The Importance of ROP Screening
Because the risk factors for ROP are well-established, standardized screening protocols are a routine part of care for at-risk infants in the NICU. These screenings are designed to detect the condition early, long before it can cause permanent vision problems. The goal is to identify any abnormal vessel growth and determine its severity.
The screening itself involves an examination by a pediatric ophthalmologist, a doctor specializing in children’s eye conditions. The examination is typically performed at the infant’s bedside in the NICU. The ophthalmologist uses special instruments and eye drops that dilate the pupils to get a clear view of the retina at the back of the eye.

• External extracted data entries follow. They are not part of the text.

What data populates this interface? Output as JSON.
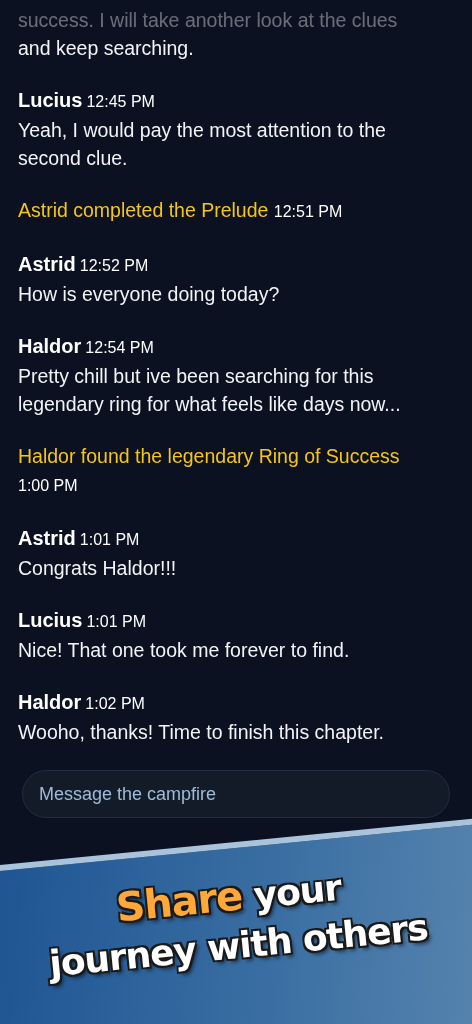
{
  "chat": {
    "items": [
      {
        "kind": "message",
        "faded_top": true,
        "text": "success. I will take another look at the clues and keep searching."
      },
      {
        "kind": "message",
        "author": "Lucius",
        "time": "12:45 PM",
        "text": "Yeah, I would pay the most attention to the second clue."
      },
      {
        "kind": "event",
        "text": "Astrid completed the Prelude",
        "time": "12:51 PM"
      },
      {
        "kind": "message",
        "author": "Astrid",
        "time": "12:52 PM",
        "text": "How is everyone doing today?"
      },
      {
        "kind": "message",
        "author": "Haldor",
        "time": "12:54 PM",
        "text": "Pretty chill but ive been searching for this legendary ring for what feels like days now..."
      },
      {
        "kind": "event",
        "text": "Haldor found the legendary Ring of Success",
        "time": "1:00 PM"
      },
      {
        "kind": "message",
        "author": "Astrid",
        "time": "1:01 PM",
        "text": "Congrats Haldor!!!"
      },
      {
        "kind": "message",
        "author": "Lucius",
        "time": "1:01 PM",
        "text": "Nice! That one took me forever to find."
      },
      {
        "kind": "message",
        "author": "Haldor",
        "time": "1:02 PM",
        "text": "Wooho, thanks! Time to finish this chapter."
      }
    ]
  },
  "composer": {
    "placeholder": "Message the campfire"
  },
  "banner": {
    "lines": [
      {
        "words": [
          {
            "text": "Share",
            "highlight": true
          },
          {
            "text": "your",
            "highlight": false
          }
        ]
      },
      {
        "words": [
          {
            "text": "journey with others",
            "highlight": false
          }
        ]
      }
    ]
  }
}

The timing of the first screening is based on the infant’s gestational age at birth and their chronological age. Typically, the first exam occurs between four and six weeks after birth. Following the initial screening, follow-up exams are scheduled at regular intervals to monitor the progression of the blood vessels until the retina is fully mature or until the ROP resolves. This monitoring allows for timely intervention if severe disease develops, significantly improving the chances of a positive outcome.